[llvm-dev] [RFC] Tooling for parsing and symbolication of Sanitizer reports

Wed Oct 7 04:14:54 PDT 2020

There was a refactoring a few years after [2] which organized all asan
reports into simple structs to view them in debugger. It should be quite
straightforward to serialize them into json.
If it's a part of compiler-rt and we have to maintain that, I'd prefer to
maintain direct json serialization then report->json converter.
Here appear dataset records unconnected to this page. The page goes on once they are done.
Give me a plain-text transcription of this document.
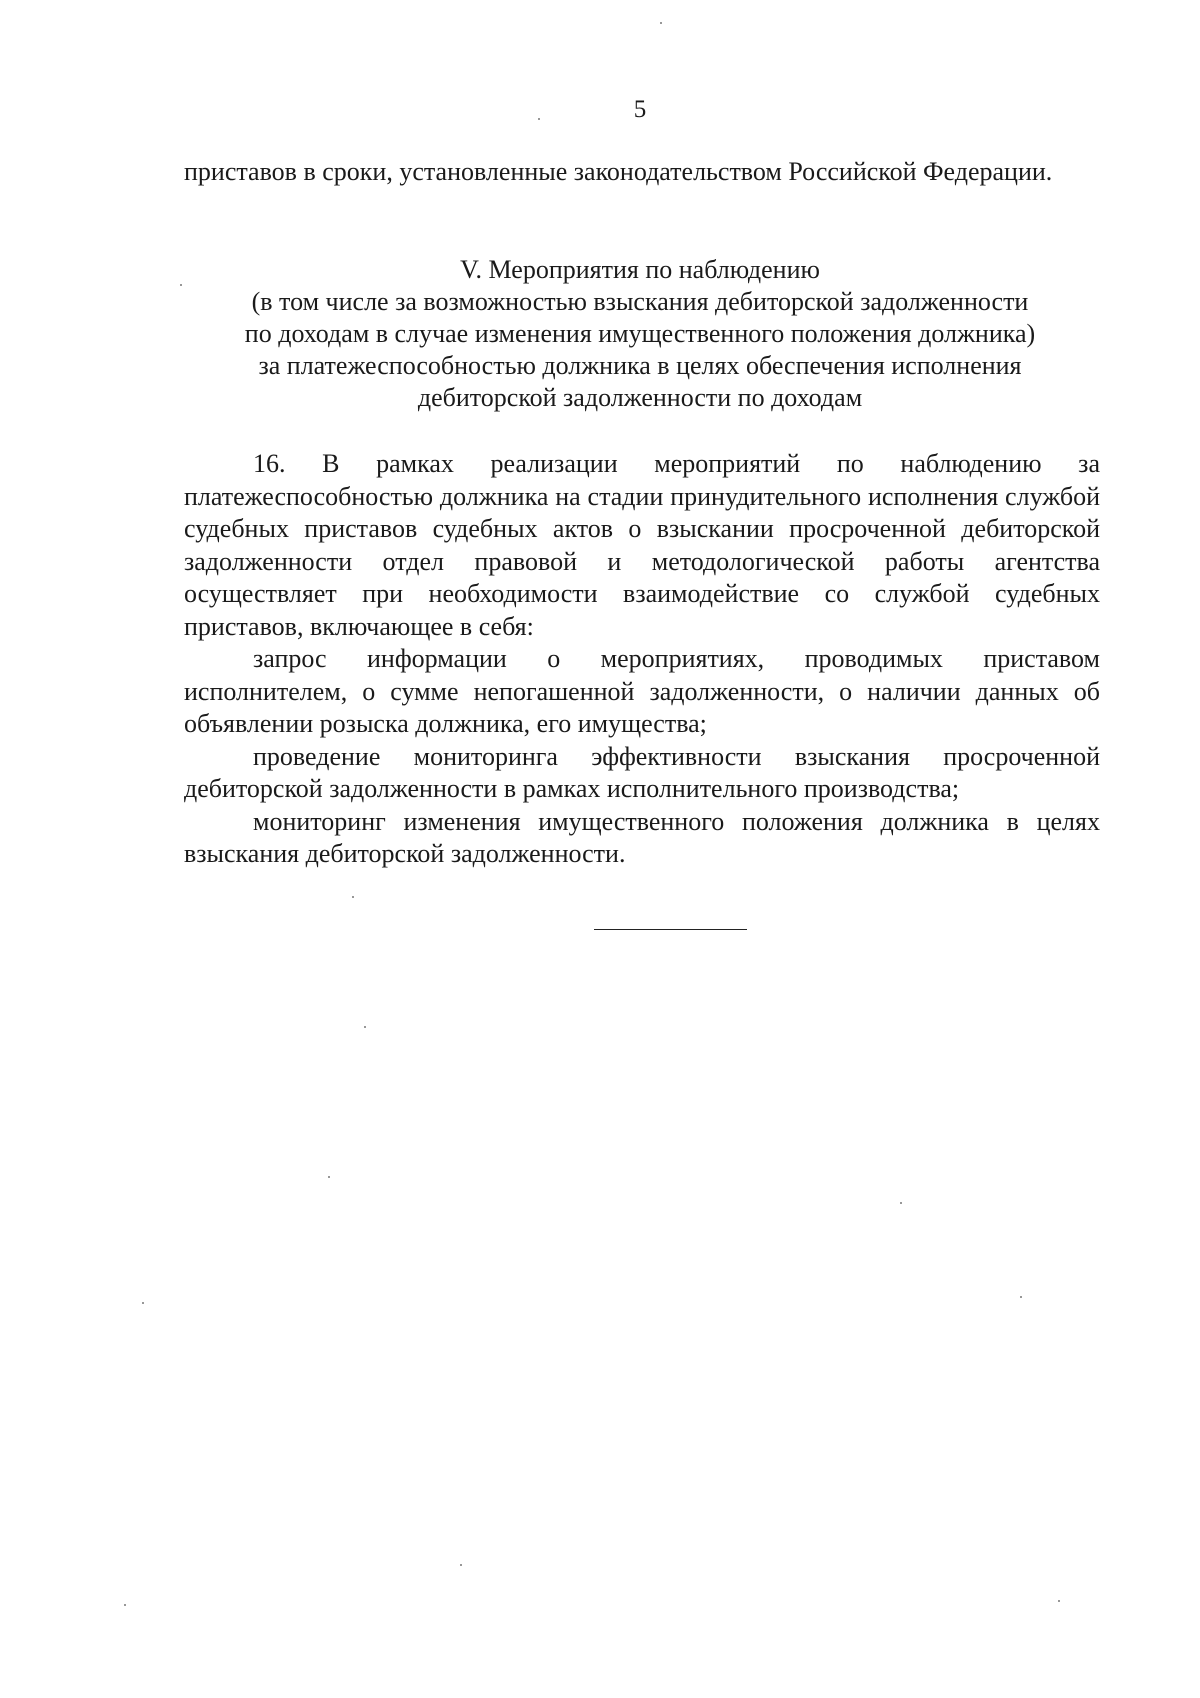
5

приставов в сроки, установленные законодательством Российской Федерации.

V. Мероприятия по наблюдению
(в том числе за возможностью взыскания дебиторской задолженности
по доходам в случае изменения имущественного положения должника)
за платежеспособностью должника в целях обеспечения исполнения
дебиторской задолженности по доходам

16. В рамках реализации мероприятий по наблюдению за платежеспособностью должника на стадии принудительного исполнения службой судебных приставов судебных актов о взыскании просроченной дебиторской задолженности отдел правовой и методологической работы агентства осуществляет при необходимости взаимодействие со службой судебных приставов, включающее в себя:

запрос информации о мероприятиях, проводимых приставом исполнителем, о сумме непогашенной задолженности, о наличии данных об объявлении розыска должника, его имущества;

проведение мониторинга эффективности взыскания просроченной дебиторской задолженности в рамках исполнительного производства;

мониторинг изменения имущественного положения должника в целях взыскания дебиторской задолженности.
On Tue, 6 Oct 2020 at 18:32, David Blaikie via llvm-dev <
llvm-dev at lists.llvm.org> wrote:

> My 2c would be to push back a bit more on the "let's not have a machine
> readable format, but instead parse the human readable format" - it seems
> like that's going to make the human readable format/parsing fairly
> brittle/hard to change (I mean, having the parser in tree will help, for
> sure). It'd be interesting to know more about what problems the valgrind
> XML format have had and how/whether different solutions would address/avoid
> those problems. Also might be good to hear about how other tools are
> parsing the output - whether or not/how they might benefit if it were
> machine readable to begin with.
>
> But, yeah, if that's the direction - having an in-tree tool with fairly
> narrow uses could be nice. One action to convert human readable reports to
> json, another to symbolize such a report, a simple tool to render the
> (symbolized or not) data back into human readable form - then sets it up
> for other tools to consume that json and, say, render it in a GUI, perform
> other diagnostics/analysis on the report, etc.
>
> On Tue, Oct 6, 2020 at 6:12 PM Dan Liew via llvm-dev <
> llvm-dev at lists.llvm.org> wrote:
>
>> # Summary
>>
>> Currently the Sanitizer family of runtime bug finding tools (e.g.
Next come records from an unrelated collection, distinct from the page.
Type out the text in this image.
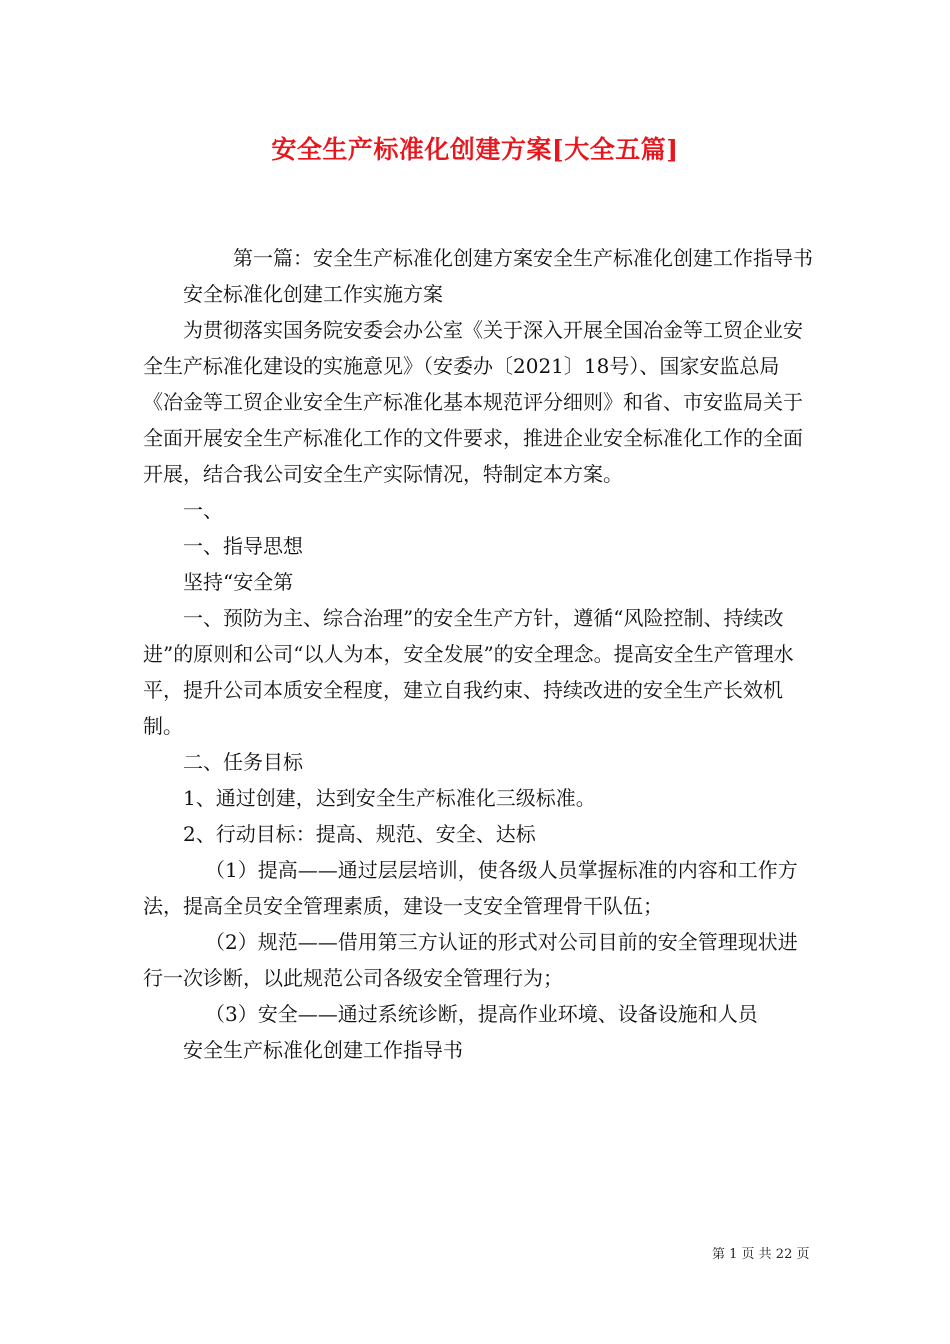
安全生产标准化创建方案[大全五篇]

第一篇：安全生产标准化创建方案安全生产标准化创建工作指导书

安全标准化创建工作实施方案

为贯彻落实国务院安委会办公室《关于深入开展全国冶金等工贸企业安全生产标准化建设的实施意见》（安委办〔2021〕18号）、国家安监总局《冶金等工贸企业安全生产标准化基本规范评分细则》和省、市安监局关于全面开展安全生产标准化工作的文件要求，推进企业安全标准化工作的全面开展，结合我公司安全生产实际情况，特制定本方案。

一、

一、指导思想

坚持“安全第

一、预防为主、综合治理”的安全生产方针，遵循“风险控制、持续改进”的原则和公司“以人为本，安全发展”的安全理念。提高安全生产管理水平，提升公司本质安全程度，建立自我约束、持续改进的安全生产长效机制。

二、任务目标

1、通过创建，达到安全生产标准化三级标准。

2、行动目标：提高、规范、安全、达标

（1）提高——通过层层培训，使各级人员掌握标准的内容和工作方法，提高全员安全管理素质，建设一支安全管理骨干队伍；

（2）规范——借用第三方认证的形式对公司目前的安全管理现状进行一次诊断，以此规范公司各级安全管理行为；

（3）安全——通过系统诊断，提高作业环境、设备设施和人员

安全生产标准化创建工作指导书

第 1 页 共 22 页
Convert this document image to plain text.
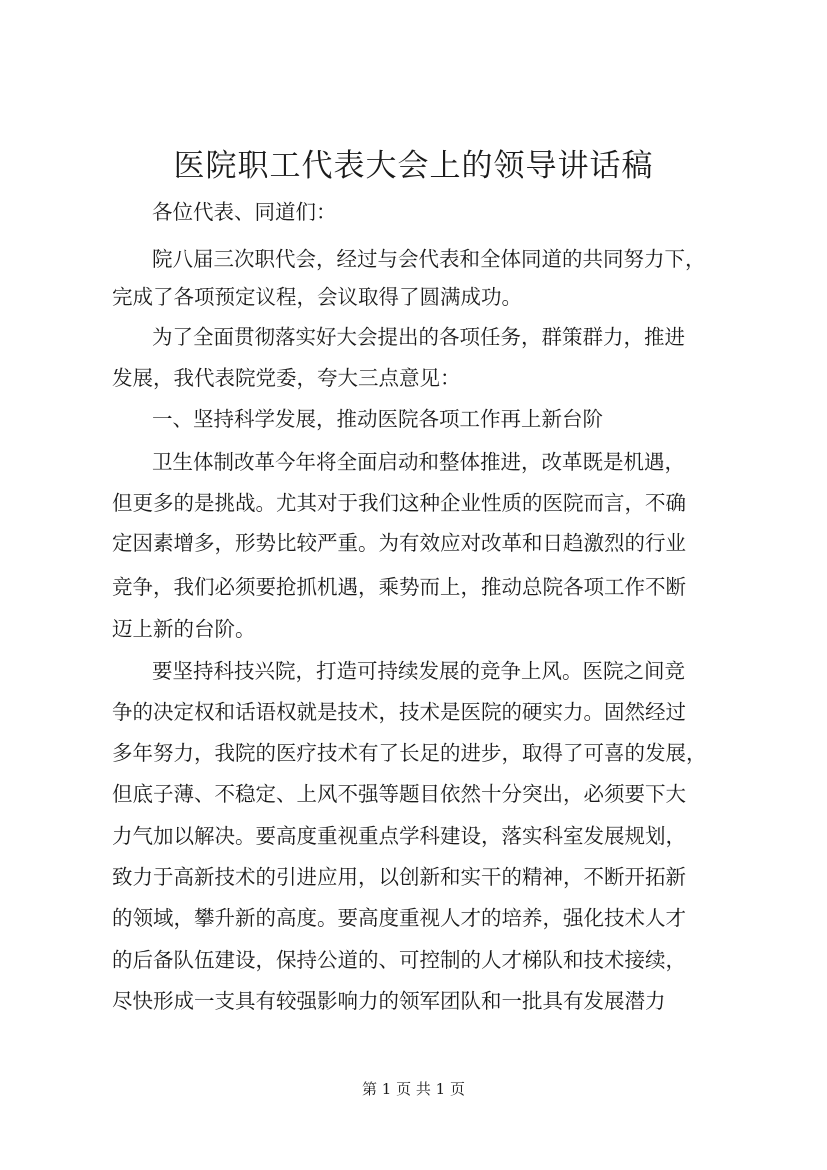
医院职工代表大会上的领导讲话稿

各位代表、同道们：

院八届三次职代会，经过与会代表和全体同道的共同努力下，

完成了各项预定议程，会议取得了圆满成功。

为了全面贯彻落实好大会提出的各项任务，群策群力，推进

发展，我代表院党委，夸大三点意见：

一、坚持科学发展，推动医院各项工作再上新台阶

卫生体制改革今年将全面启动和整体推进，改革既是机遇，

但更多的是挑战。尤其对于我们这种企业性质的医院而言，不确

定因素增多，形势比较严重。为有效应对改革和日趋激烈的行业

竞争，我们必须要抢抓机遇，乘势而上，推动总院各项工作不断

迈上新的台阶。

要坚持科技兴院，打造可持续发展的竞争上风。医院之间竞

争的决定权和话语权就是技术，技术是医院的硬实力。固然经过

多年努力，我院的医疗技术有了长足的进步，取得了可喜的发展，

但底子薄、不稳定、上风不强等题目依然十分突出，必须要下大

力气加以解决。要高度重视重点学科建设，落实科室发展规划，

致力于高新技术的引进应用，以创新和实干的精神，不断开拓新

的领域，攀升新的高度。要高度重视人才的培养，强化技术人才

的后备队伍建设，保持公道的、可控制的人才梯队和技术接续，

尽快形成一支具有较强影响力的领军团队和一批具有发展潜力

第 1 页 共 1 页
>> Address Sanitizer) provide useful reports of problems upon detection.
>> This RFC proposes adding tools to
>>
>> 1. Parse Sanitizer reports into structured data to make interfacing
>> with other tools simpler.
>> 2. Take the Sanitizer reports and “Symbolicate” them. That is, add
>> missing symbol information (function name, source file, line number)
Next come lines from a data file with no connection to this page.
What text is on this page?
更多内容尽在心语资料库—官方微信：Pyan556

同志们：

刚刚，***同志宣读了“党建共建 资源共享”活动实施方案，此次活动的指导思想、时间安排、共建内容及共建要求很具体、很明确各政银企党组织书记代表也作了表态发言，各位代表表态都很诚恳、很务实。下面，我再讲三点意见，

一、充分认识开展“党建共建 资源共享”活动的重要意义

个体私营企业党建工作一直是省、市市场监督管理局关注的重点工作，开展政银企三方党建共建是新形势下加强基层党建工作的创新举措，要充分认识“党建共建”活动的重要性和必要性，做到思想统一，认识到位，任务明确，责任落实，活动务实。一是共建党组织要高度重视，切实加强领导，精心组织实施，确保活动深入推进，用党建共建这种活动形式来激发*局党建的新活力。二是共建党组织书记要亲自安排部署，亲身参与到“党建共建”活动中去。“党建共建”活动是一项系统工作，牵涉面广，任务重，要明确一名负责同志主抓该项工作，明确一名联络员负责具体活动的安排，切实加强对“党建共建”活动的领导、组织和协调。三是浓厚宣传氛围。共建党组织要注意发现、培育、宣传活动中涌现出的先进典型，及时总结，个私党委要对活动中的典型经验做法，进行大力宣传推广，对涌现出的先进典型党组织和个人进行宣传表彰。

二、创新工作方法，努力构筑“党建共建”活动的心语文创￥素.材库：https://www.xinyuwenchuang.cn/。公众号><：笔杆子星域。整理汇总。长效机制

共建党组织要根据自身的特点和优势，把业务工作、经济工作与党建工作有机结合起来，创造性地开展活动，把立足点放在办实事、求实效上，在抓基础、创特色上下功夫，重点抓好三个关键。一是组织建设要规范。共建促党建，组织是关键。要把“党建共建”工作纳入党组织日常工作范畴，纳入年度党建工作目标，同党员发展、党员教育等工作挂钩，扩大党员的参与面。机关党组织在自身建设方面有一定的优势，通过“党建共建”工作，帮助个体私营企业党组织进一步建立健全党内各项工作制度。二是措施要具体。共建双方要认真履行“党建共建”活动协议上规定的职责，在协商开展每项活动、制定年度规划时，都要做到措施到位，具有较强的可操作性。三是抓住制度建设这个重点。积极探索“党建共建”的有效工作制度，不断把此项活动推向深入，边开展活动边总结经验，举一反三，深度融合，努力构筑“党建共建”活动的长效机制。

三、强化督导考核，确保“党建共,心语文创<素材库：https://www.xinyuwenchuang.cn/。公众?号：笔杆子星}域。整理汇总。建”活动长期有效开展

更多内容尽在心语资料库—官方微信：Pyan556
>> to the structured data version of the report.
>>
>> The initial stubs for the proposal in this RFC are provided in this
>> patch: https://reviews.llvm.org/D88938 .
>>
>> Any thoughts on this RFC on the patch would be appreciated.
>>
>> # Issues with the existing solutions
>>
>> * An official parser for sanitizer reports does not exist. Currently
>> we just tell our users to implement their own (e.g. [1]). This creates
>> an unnecessary duplication of effort.
>> * The existing symbolizer (asan_symbolize.py) only works with ASan
>> reports and doesn’t support other sanitizers like TSan.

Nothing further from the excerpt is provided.